Mais ce n’était pas nécessaire. Michèle avait brusquement compris qui était ce mystérieux amant.
— Ne me dis pas que c’est Vincent ?
Le regard de Myriam trahit la vérité, elle se mit à sourire béatement.
— Nom de Dieu ! laissa échapper la directrice.
— Quoi ? Qu’est-ce que tu as contre lui ? C’est un mec extraordinaire !
— Ouais, extraordinaire ! répéta Michèle en reprenant son rangement.
Myriam s’approcha d’elle, tentant de renouer le contact.

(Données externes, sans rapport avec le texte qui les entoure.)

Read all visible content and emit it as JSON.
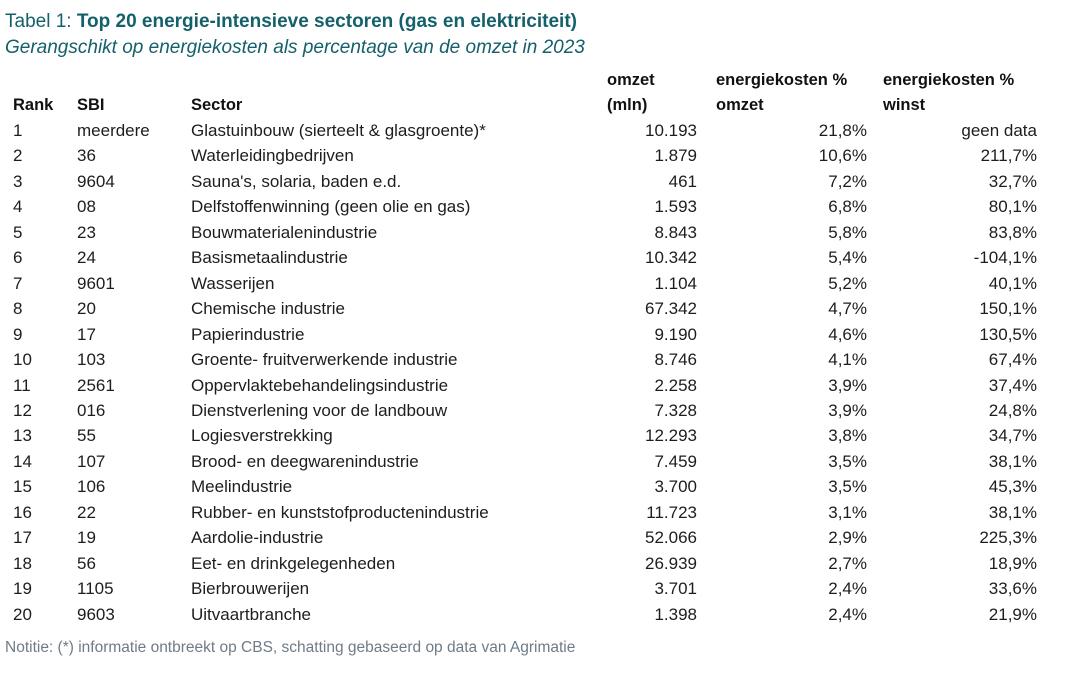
{
  "page": {
    "title_prefix": "Tabel 1: ",
    "title_bold": "Top 20 energie-intensieve sectoren (gas en elektriciteit)",
    "subtitle": "Gerangschikt op energiekosten als percentage van de omzet in 2023",
    "footnote": "Notitie: (*) informatie ontbreekt op CBS, schatting gebaseerd op data van Agrimatie"
  },
  "colors": {
    "title_teal": "#14606b",
    "body_text": "#1d1d1b",
    "note_gray": "#6f7b87",
    "background": "#ffffff"
  },
  "chart_data": {
    "type": "table",
    "title": "Tabel 1: Top 20 energie-intensieve sectoren (gas en elektriciteit)",
    "subtitle": "Gerangschikt op energiekosten als percentage van de omzet in 2023",
    "headers": {
      "rank": "Rank",
      "sbi": "SBI",
      "sector": "Sector",
      "omzet_line1": "omzet",
      "omzet_line2": "(mln)",
      "ek_omzet_line1": "energiekosten %",
      "ek_omzet_line2": "omzet",
      "ek_winst_line1": "energiekosten %",
      "ek_winst_line2": "winst"
    },
    "rows": [
      {
        "rank": "1",
        "sbi": "meerdere",
        "sector": "Glastuinbouw (sierteelt & glasgroente)*",
        "omzet": "10.193",
        "ek_omzet": "21,8%",
        "ek_winst": "geen data"
      },
      {
        "rank": "2",
        "sbi": "36",
        "sector": "Waterleidingbedrijven",
        "omzet": "1.879",
        "ek_omzet": "10,6%",
        "ek_winst": "211,7%"
      },
      {
        "rank": "3",
        "sbi": "9604",
        "sector": "Sauna's, solaria, baden e.d.",
        "omzet": "461",
        "ek_omzet": "7,2%",
        "ek_winst": "32,7%"
      },
      {
        "rank": "4",
        "sbi": "08",
        "sector": "Delfstoffenwinning (geen olie en gas)",
        "omzet": "1.593",
        "ek_omzet": "6,8%",
        "ek_winst": "80,1%"
      },
      {
        "rank": "5",
        "sbi": "23",
        "sector": "Bouwmaterialenindustrie",
        "omzet": "8.843",
        "ek_omzet": "5,8%",
        "ek_winst": "83,8%"
      },
      {
        "rank": "6",
        "sbi": "24",
        "sector": "Basismetaalindustrie",
        "omzet": "10.342",
        "ek_omzet": "5,4%",
        "ek_winst": "-104,1%"
      },
      {
        "rank": "7",
        "sbi": "9601",
        "sector": "Wasserijen",
        "omzet": "1.104",
        "ek_omzet": "5,2%",
        "ek_winst": "40,1%"
      },
      {
        "rank": "8",
        "sbi": "20",
        "sector": "Chemische industrie",
        "omzet": "67.342",
        "ek_omzet": "4,7%",
        "ek_winst": "150,1%"
      },
      {
        "rank": "9",
        "sbi": "17",
        "sector": "Papierindustrie",
        "omzet": "9.190",
        "ek_omzet": "4,6%",
        "ek_winst": "130,5%"
      },
      {
        "rank": "10",
        "sbi": "103",
        "sector": "Groente- fruitverwerkende industrie",
        "omzet": "8.746",
        "ek_omzet": "4,1%",
        "ek_winst": "67,4%"
      },
      {
        "rank": "11",
        "sbi": "2561",
        "sector": "Oppervlaktebehandelingsindustrie",
        "omzet": "2.258",
        "ek_omzet": "3,9%",
        "ek_winst": "37,4%"
      },
      {
        "rank": "12",
        "sbi": "016",
        "sector": "Dienstverlening voor de landbouw",
        "omzet": "7.328",
        "ek_omzet": "3,9%",
        "ek_winst": "24,8%"
      },
      {
        "rank": "13",
        "sbi": "55",
        "sector": "Logiesverstrekking",
        "omzet": "12.293",
        "ek_omzet": "3,8%",
        "ek_winst": "34,7%"
      },
      {
        "rank": "14",
        "sbi": "107",
        "sector": "Brood- en deegwarenindustrie",
        "omzet": "7.459",
        "ek_omzet": "3,5%",
        "ek_winst": "38,1%"
      },
      {
        "rank": "15",
        "sbi": "106",
        "sector": "Meelindustrie",
        "omzet": "3.700",
        "ek_omzet": "3,5%",
        "ek_winst": "45,3%"
      },
      {
        "rank": "16",
        "sbi": "22",
        "sector": "Rubber- en kunststofproductenindustrie",
        "omzet": "11.723",
        "ek_omzet": "3,1%",
        "ek_winst": "38,1%"
      },
      {
        "rank": "17",
        "sbi": "19",
        "sector": "Aardolie-industrie",
        "omzet": "52.066",
        "ek_omzet": "2,9%",
        "ek_winst": "225,3%"
      },
      {
        "rank": "18",
        "sbi": "56",
        "sector": "Eet- en drinkgelegenheden",
        "omzet": "26.939",
        "ek_omzet": "2,7%",
        "ek_winst": "18,9%"
      },
      {
        "rank": "19",
        "sbi": "1105",
        "sector": "Bierbrouwerijen",
        "omzet": "3.701",
        "ek_omzet": "2,4%",
        "ek_winst": "33,6%"
      },
      {
        "rank": "20",
        "sbi": "9603",
        "sector": "Uitvaartbranche",
        "omzet": "1.398",
        "ek_omzet": "2,4%",
        "ek_winst": "21,9%"
      }
    ]
  }
}
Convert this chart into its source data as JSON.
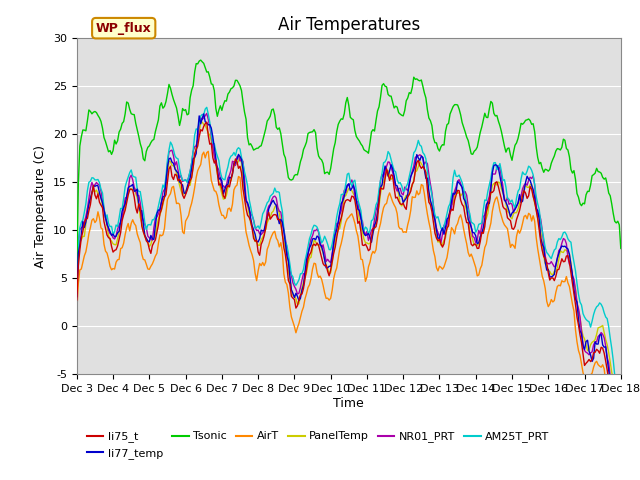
{
  "title": "Air Temperatures",
  "xlabel": "Time",
  "ylabel": "Air Temperature (C)",
  "ylim": [
    -5,
    30
  ],
  "xlim": [
    0,
    360
  ],
  "xtick_positions": [
    0,
    24,
    48,
    72,
    96,
    120,
    144,
    168,
    192,
    216,
    240,
    264,
    288,
    312,
    336,
    360
  ],
  "xtick_labels": [
    "Dec 3",
    "Dec 4",
    "Dec 5",
    "Dec 6",
    "Dec 7",
    "Dec 8",
    "Dec 9",
    "Dec 10",
    "Dec 11",
    "Dec 12",
    "Dec 13",
    "Dec 14",
    "Dec 15",
    "Dec 16",
    "Dec 17",
    "Dec 18"
  ],
  "ytick_positions": [
    -5,
    0,
    5,
    10,
    15,
    20,
    25,
    30
  ],
  "series_colors": {
    "li75_t": "#cc0000",
    "li77_temp": "#0000cc",
    "Tsonic": "#00cc00",
    "AirT": "#ff8800",
    "PanelTemp": "#cccc00",
    "NR01_PRT": "#aa00aa",
    "AM25T_PRT": "#00cccc"
  },
  "annotation_text": "WP_flux",
  "background_color": "#ffffff",
  "plot_bg_color": "#e0e0e0",
  "grid_color": "#ffffff",
  "title_fontsize": 12,
  "label_fontsize": 9,
  "tick_fontsize": 8
}
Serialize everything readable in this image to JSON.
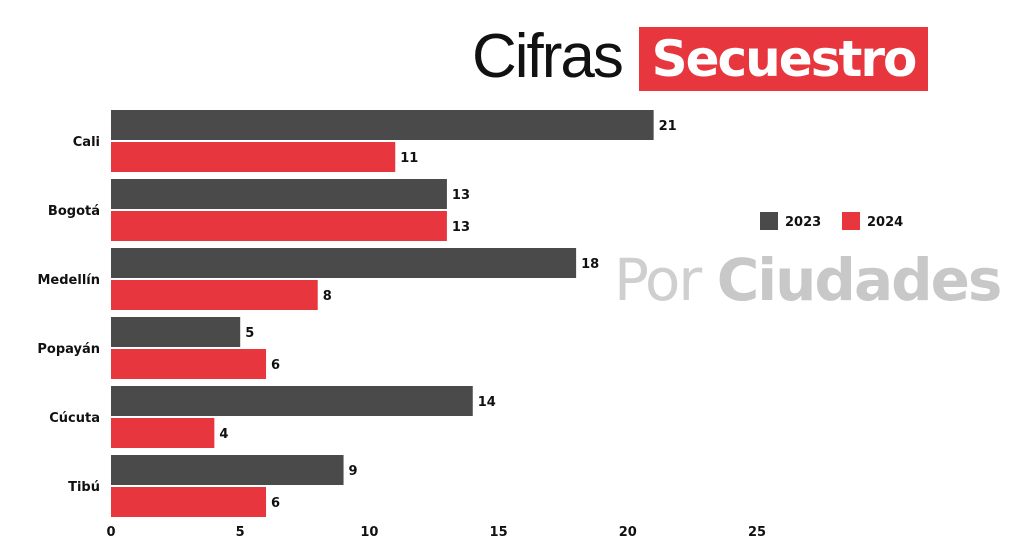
{
  "title": {
    "part1": "Cifras",
    "part2": "Secuestro"
  },
  "subtitle": {
    "part1": "Por",
    "part2": "Ciudades"
  },
  "colors": {
    "2023": "#4a4a4a",
    "2024": "#e8363f",
    "title_bg": "#e8363f",
    "subtitle": "#c8c8c8"
  },
  "chart_data": {
    "type": "bar",
    "orientation": "horizontal",
    "categories": [
      "Cali",
      "Bogotá",
      "Medellín",
      "Popayán",
      "Cúcuta",
      "Tibú"
    ],
    "series": [
      {
        "name": "2023",
        "values": [
          21,
          13,
          18,
          5,
          14,
          9
        ]
      },
      {
        "name": "2024",
        "values": [
          11,
          13,
          8,
          6,
          4,
          6
        ]
      }
    ],
    "xlim": [
      0,
      25
    ],
    "xticks": [
      "0",
      "5",
      "10",
      "15",
      "20",
      "25"
    ],
    "grid": false,
    "legend": "right",
    "title": "Cifras Secuestro",
    "subtitle": "Por Ciudades"
  }
}
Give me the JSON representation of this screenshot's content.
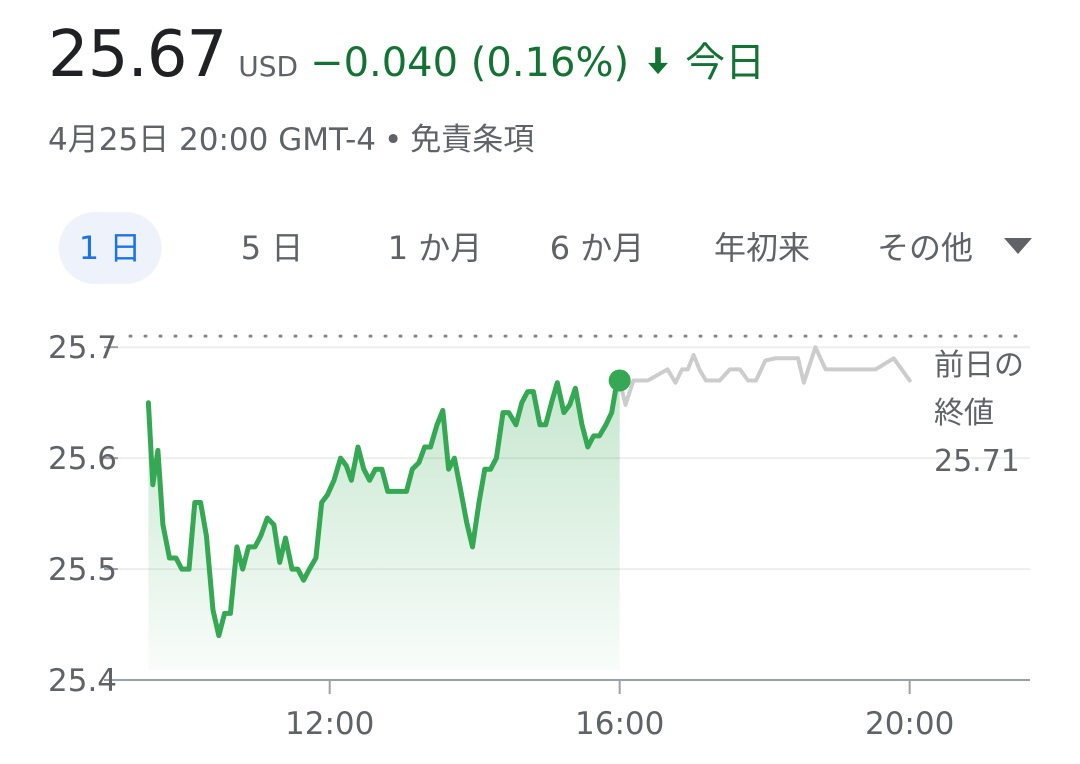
{
  "header": {
    "price": "25.67",
    "currency": "USD",
    "change": "−0.040 (0.16%)",
    "period": "今日",
    "timestamp": "4月25日 20:00 GMT-4",
    "separator": "•",
    "disclaimer": "免責条項"
  },
  "tabs": {
    "items": [
      "1 日",
      "5 日",
      "1 か月",
      "6 か月",
      "年初来",
      "その他"
    ],
    "selected": 0
  },
  "chart_data": {
    "type": "line",
    "xlim": [
      9.08,
      21.66
    ],
    "xticks": [
      {
        "value": 12,
        "label": "12:00"
      },
      {
        "value": 16,
        "label": "16:00"
      },
      {
        "value": 20,
        "label": "20:00"
      }
    ],
    "ylim": [
      25.4,
      25.72
    ],
    "yticks": [
      25.4,
      25.5,
      25.6,
      25.7
    ],
    "grid": true,
    "previous_close": 25.71,
    "previous_close_label": [
      "前日の",
      "終値"
    ],
    "previous_close_value_label": "25.71",
    "series": [
      {
        "color": "#34a853",
        "area": true,
        "marker_last": true,
        "x": [
          9.5,
          9.56,
          9.63,
          9.7,
          9.79,
          9.88,
          9.96,
          10.06,
          10.14,
          10.22,
          10.3,
          10.39,
          10.47,
          10.55,
          10.63,
          10.72,
          10.8,
          10.88,
          10.97,
          11.05,
          11.14,
          11.23,
          11.31,
          11.39,
          11.48,
          11.56,
          11.64,
          11.72,
          11.81,
          11.89,
          11.97,
          12.06,
          12.15,
          12.23,
          12.3,
          12.39,
          12.47,
          12.55,
          12.63,
          12.72,
          12.8,
          12.88,
          12.97,
          13.06,
          13.14,
          13.23,
          13.31,
          13.39,
          13.48,
          13.56,
          13.64,
          13.72,
          13.81,
          13.89,
          13.97,
          14.06,
          14.14,
          14.22,
          14.3,
          14.39,
          14.47,
          14.57,
          14.65,
          14.73,
          14.81,
          14.9,
          14.98,
          15.06,
          15.14,
          15.23,
          15.31,
          15.39,
          15.48,
          15.56,
          15.64,
          15.72,
          15.81,
          15.89,
          15.94,
          16.0
        ],
        "values": [
          25.65,
          25.576,
          25.607,
          25.54,
          25.51,
          25.51,
          25.5,
          25.5,
          25.56,
          25.56,
          25.53,
          25.463,
          25.44,
          25.46,
          25.46,
          25.52,
          25.5,
          25.52,
          25.52,
          25.53,
          25.546,
          25.54,
          25.506,
          25.528,
          25.5,
          25.5,
          25.49,
          25.5,
          25.51,
          25.56,
          25.567,
          25.58,
          25.6,
          25.593,
          25.58,
          25.61,
          25.59,
          25.58,
          25.59,
          25.59,
          25.57,
          25.57,
          25.57,
          25.57,
          25.59,
          25.596,
          25.61,
          25.61,
          25.63,
          25.643,
          25.59,
          25.6,
          25.57,
          25.542,
          25.52,
          25.56,
          25.59,
          25.59,
          25.6,
          25.641,
          25.641,
          25.63,
          25.65,
          25.66,
          25.66,
          25.63,
          25.63,
          25.65,
          25.668,
          25.641,
          25.648,
          25.663,
          25.63,
          25.61,
          25.62,
          25.62,
          25.63,
          25.641,
          25.66,
          25.67
        ]
      },
      {
        "color": "#cccccc",
        "area": false,
        "marker_last": false,
        "x": [
          16.0,
          16.08,
          16.19,
          16.39,
          16.66,
          16.77,
          16.86,
          16.94,
          17.02,
          17.1,
          17.19,
          17.38,
          17.52,
          17.66,
          17.77,
          17.88,
          18.01,
          18.15,
          18.46,
          18.54,
          18.7,
          18.84,
          19.53,
          19.78,
          20.0
        ],
        "values": [
          25.67,
          25.648,
          25.67,
          25.67,
          25.68,
          25.668,
          25.68,
          25.68,
          25.693,
          25.68,
          25.67,
          25.67,
          25.68,
          25.68,
          25.67,
          25.67,
          25.688,
          25.69,
          25.69,
          25.668,
          25.7,
          25.68,
          25.68,
          25.69,
          25.67
        ]
      }
    ]
  }
}
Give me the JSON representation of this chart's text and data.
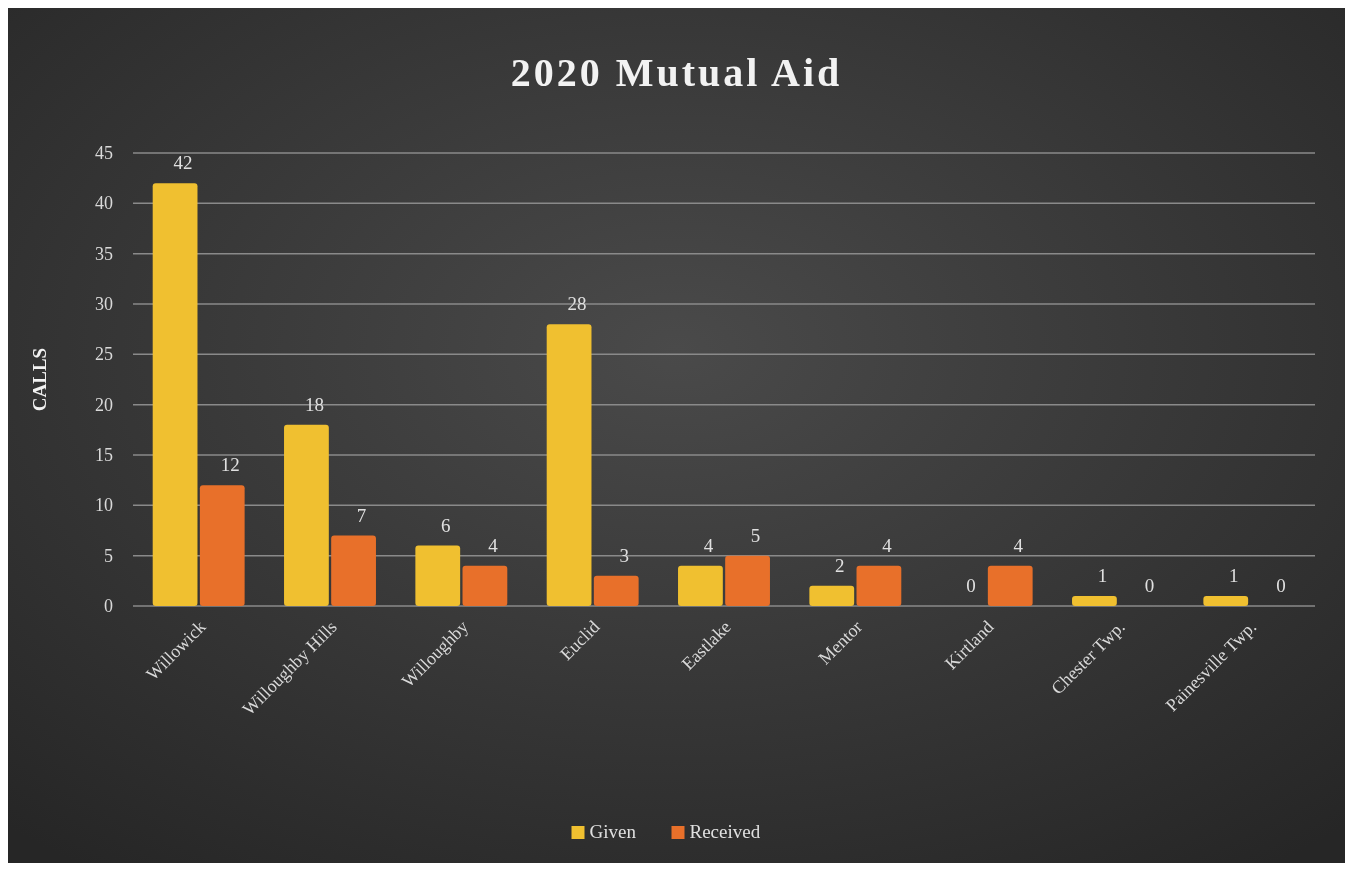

— Pourquoi tu le prends comme ça ? Il y a quelque chose entre vous ?
— Tu rigoles ! Ce mec, vaut mieux l’éviter ! C’est du poison concentré !
Le visage de la jeune femme se décomposa.
— Je croyais que tu le trouvais sympa, murmura-t-elle.
Michèle essaya de trouver une formule moins brutale.
— Il est sympa, c’est pas ce que j’ai voulu dire… Mais faut que tu comprennes qu’avec les femmes, il se comporte comme un salaud. Quand il s’est bien amusé, il les jette sans aucun remords !
— Qu’est-ce que t’en sais ? s’emporta Myriam, en proie à une peur violente.
— Je le connais depuis longtemps, c’est tout.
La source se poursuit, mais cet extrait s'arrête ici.